Former Foreign Minister Gareth Evans was quick out of the blocks to suggest Kevin Rudd’s successor should still make the case for Australia winning a temporary UN Security Council seat in 2013/14.
“It will certainly be almost impossible if we paint ourselves into a tiny minority corner on the Palestinian statehood issue, should that come to a vote in the General Assembly before October,” Evans wrote (Age, 1/3).
However, last October, Australia, the United States, Canada, Czech Republic, Germany, Lithuania, the Netherlands, Palau, Panama, Samoa, Solomon Islands, Sweden, and Vanuatu all voted against admitting the non-existent state of Palestine to UNESCO as a full member state. A further 52 countries abstained from voting. Australia was, therefore, hardly in a minority in what was seen as an important vote on Palestinian statehood. At the very least, Australia displayed courage and principle to vote no when the easy option might have been to abstain or vote yes.
A word to the wise
According to Professor David Weisbrot in the Australian (1/3) “In recent years, the Republican congressional leadership has cultivated a closer relationship with conservative counterparts in Israel, including Prime Minister Benjamin Netanyahu and Foreign Minister Avigdor Lieberman. This has complicated Obama’s efforts to persuade Israel to compromise on such issues as Jewish settlements in the occupied territories and breathe life into the flagging peace process”.
Or perhaps President Obama finally realised making the resumption of negotiations conditional upon a total settlement building freeze forced Palestinian President Mahmoud Abbas to insist on a demand he had not previously requested. As it was, an unprecedented 10-month settlements building freeze in 2010 by Netanyahu netted no reciprocity from Abbas, except to see even more preconditions asserted to restart talks.
SMH‘s headlining act
An article by Ruth Pollard on US analysts who don’t think Iran is after a nuclear weapon received very different headlines in Fairfax’s sister papers – the Sydney Morning Herald (SMH) and Age (27/2).

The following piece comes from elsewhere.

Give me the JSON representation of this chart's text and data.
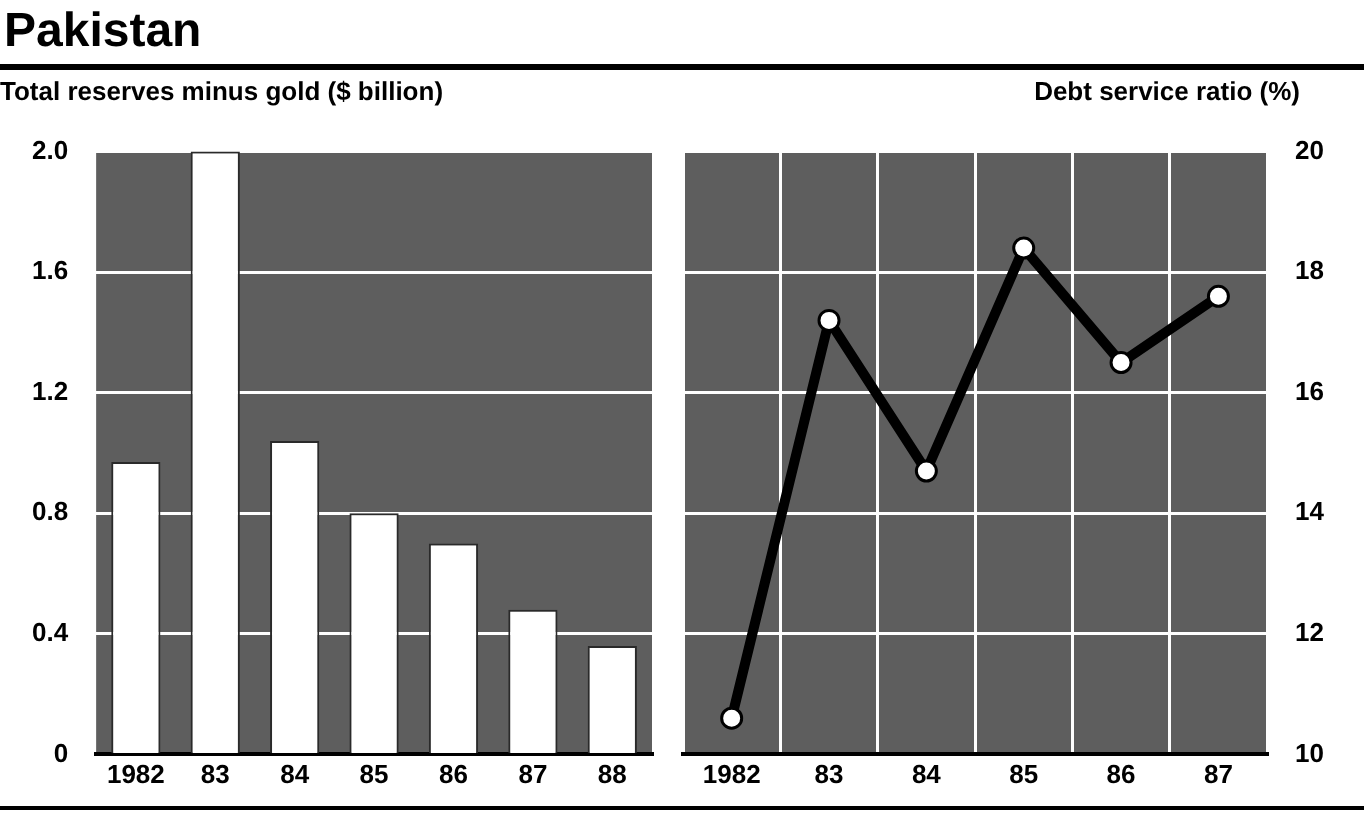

Pollard’s story appeared to have been prompted by a New York Times story published on February 24. It was clear in that article, unlike Pollard’s, that the intelligence was not saying the program was civilian but that they were pursuing nuclear weapons capability without having made the final decision to build bombs, at least for the moment.

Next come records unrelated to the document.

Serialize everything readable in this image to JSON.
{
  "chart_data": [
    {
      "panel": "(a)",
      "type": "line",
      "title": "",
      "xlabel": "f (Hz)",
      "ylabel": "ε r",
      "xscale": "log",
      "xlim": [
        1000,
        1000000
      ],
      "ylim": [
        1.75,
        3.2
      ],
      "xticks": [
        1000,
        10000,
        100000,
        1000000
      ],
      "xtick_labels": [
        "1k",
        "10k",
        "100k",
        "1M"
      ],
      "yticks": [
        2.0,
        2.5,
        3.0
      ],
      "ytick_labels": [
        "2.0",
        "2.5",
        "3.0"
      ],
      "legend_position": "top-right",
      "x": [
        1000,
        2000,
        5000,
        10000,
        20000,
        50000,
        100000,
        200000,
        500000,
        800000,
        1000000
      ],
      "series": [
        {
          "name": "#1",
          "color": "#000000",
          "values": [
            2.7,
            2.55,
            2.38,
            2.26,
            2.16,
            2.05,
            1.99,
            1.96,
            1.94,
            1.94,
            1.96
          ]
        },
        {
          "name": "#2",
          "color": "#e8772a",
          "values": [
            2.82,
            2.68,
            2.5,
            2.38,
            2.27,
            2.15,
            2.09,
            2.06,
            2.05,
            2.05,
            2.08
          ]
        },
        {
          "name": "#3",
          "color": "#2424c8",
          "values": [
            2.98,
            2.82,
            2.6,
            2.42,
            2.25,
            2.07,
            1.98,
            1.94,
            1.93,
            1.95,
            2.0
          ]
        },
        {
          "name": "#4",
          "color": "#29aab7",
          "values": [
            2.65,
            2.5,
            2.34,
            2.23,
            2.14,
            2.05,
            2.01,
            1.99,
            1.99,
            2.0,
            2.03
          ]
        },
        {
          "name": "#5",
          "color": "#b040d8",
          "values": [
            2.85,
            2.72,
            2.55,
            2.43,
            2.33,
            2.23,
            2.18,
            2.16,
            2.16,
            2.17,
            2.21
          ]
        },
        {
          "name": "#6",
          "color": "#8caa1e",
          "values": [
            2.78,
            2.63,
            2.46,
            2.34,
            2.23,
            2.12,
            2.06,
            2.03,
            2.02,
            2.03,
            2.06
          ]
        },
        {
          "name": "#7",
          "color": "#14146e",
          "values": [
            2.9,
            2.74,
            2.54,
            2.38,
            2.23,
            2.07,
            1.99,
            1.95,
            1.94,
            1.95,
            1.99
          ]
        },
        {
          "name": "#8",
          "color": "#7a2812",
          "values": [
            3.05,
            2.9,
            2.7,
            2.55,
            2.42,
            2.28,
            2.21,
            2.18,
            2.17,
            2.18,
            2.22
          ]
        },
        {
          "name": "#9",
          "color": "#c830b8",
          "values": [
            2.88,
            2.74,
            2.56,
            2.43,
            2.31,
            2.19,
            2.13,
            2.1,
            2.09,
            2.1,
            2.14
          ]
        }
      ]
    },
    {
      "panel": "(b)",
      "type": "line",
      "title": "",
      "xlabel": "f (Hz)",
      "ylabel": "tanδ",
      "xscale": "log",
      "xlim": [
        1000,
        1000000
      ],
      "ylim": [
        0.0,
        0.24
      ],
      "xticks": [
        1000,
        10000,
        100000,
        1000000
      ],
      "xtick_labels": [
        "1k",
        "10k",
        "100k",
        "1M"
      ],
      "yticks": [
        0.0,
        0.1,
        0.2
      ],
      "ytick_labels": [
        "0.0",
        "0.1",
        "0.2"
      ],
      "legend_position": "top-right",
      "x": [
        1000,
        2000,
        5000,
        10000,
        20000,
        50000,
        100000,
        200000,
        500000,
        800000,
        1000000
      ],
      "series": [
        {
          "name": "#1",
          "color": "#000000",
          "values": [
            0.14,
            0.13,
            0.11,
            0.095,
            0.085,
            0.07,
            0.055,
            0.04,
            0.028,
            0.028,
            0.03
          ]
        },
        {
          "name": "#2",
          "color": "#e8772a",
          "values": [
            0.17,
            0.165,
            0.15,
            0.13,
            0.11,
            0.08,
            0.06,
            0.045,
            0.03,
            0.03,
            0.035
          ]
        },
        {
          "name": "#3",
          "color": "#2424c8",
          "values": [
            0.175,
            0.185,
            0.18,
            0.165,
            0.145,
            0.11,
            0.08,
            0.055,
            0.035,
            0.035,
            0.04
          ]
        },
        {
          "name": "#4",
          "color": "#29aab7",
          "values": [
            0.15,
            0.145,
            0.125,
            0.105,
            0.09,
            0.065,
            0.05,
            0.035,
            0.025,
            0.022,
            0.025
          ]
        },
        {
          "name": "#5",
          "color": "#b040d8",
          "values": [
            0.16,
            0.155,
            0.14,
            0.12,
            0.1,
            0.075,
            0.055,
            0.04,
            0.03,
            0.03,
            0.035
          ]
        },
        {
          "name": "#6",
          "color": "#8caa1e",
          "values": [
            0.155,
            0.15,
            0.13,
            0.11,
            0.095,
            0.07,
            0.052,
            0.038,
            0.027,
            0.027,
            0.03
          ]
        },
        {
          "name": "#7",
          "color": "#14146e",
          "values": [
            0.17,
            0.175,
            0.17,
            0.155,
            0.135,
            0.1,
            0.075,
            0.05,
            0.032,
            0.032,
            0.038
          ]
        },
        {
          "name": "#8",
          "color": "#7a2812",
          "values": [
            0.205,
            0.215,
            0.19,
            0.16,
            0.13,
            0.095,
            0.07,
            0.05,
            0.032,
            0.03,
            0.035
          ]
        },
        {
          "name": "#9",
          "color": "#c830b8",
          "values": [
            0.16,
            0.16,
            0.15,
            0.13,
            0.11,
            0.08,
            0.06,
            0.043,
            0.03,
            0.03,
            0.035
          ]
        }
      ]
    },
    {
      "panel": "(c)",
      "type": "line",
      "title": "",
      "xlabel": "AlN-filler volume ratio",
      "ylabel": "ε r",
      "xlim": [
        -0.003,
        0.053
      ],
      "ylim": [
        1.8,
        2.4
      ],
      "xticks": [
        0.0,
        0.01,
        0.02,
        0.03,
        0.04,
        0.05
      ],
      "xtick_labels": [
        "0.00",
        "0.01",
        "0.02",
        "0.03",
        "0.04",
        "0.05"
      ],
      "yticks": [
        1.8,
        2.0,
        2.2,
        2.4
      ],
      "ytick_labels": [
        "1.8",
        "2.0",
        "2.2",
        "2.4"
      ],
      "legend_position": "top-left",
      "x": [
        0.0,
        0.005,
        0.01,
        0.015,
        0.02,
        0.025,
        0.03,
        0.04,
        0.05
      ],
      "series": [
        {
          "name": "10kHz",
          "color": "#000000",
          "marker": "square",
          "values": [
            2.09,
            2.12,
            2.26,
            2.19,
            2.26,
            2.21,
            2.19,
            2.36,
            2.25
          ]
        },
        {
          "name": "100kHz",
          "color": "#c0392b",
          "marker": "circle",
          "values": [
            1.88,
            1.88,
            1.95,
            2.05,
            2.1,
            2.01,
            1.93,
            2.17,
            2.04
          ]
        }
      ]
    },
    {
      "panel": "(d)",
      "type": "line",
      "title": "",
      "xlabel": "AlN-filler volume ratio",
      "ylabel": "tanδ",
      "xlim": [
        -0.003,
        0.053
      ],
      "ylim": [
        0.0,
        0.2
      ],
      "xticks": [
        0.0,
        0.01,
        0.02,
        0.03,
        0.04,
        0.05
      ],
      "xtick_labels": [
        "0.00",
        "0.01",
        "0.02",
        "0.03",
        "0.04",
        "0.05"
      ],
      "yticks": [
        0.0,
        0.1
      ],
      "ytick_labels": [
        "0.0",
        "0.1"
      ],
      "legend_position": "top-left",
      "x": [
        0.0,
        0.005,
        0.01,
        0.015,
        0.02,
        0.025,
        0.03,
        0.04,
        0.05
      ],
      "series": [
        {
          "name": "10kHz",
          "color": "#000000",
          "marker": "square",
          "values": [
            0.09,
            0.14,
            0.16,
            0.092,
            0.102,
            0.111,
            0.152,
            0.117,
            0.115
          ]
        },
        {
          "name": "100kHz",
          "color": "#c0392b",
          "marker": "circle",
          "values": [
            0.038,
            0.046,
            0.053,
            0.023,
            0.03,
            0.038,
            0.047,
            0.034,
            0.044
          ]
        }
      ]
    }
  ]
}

However the SMH headlined the piece, “Calls for calm as Iran nuclear risk discounted” and tacked on a preamble that, “As Tehran heads for elections, intelligence backs its denials that it is preparing a nuclear bomb”.
Between January 13 and February 20, no fewer than four SMH editorials covered the Iranian nuclear issue. Generally, these editorials portrayed concerns about the Iranian nuclear program as chiefly a conflict between Iran and Israel – a clash that risks sliding into a war which the West should not encourage because both countries are bellicose and recklessly provoking the other.
In contrast, the Age headlined the story with the less bombastic “Sanctions buy diplomatic time in Iran standoff” and a shorter preamble that “Tehran’s leaders ‘are not suicidal'”.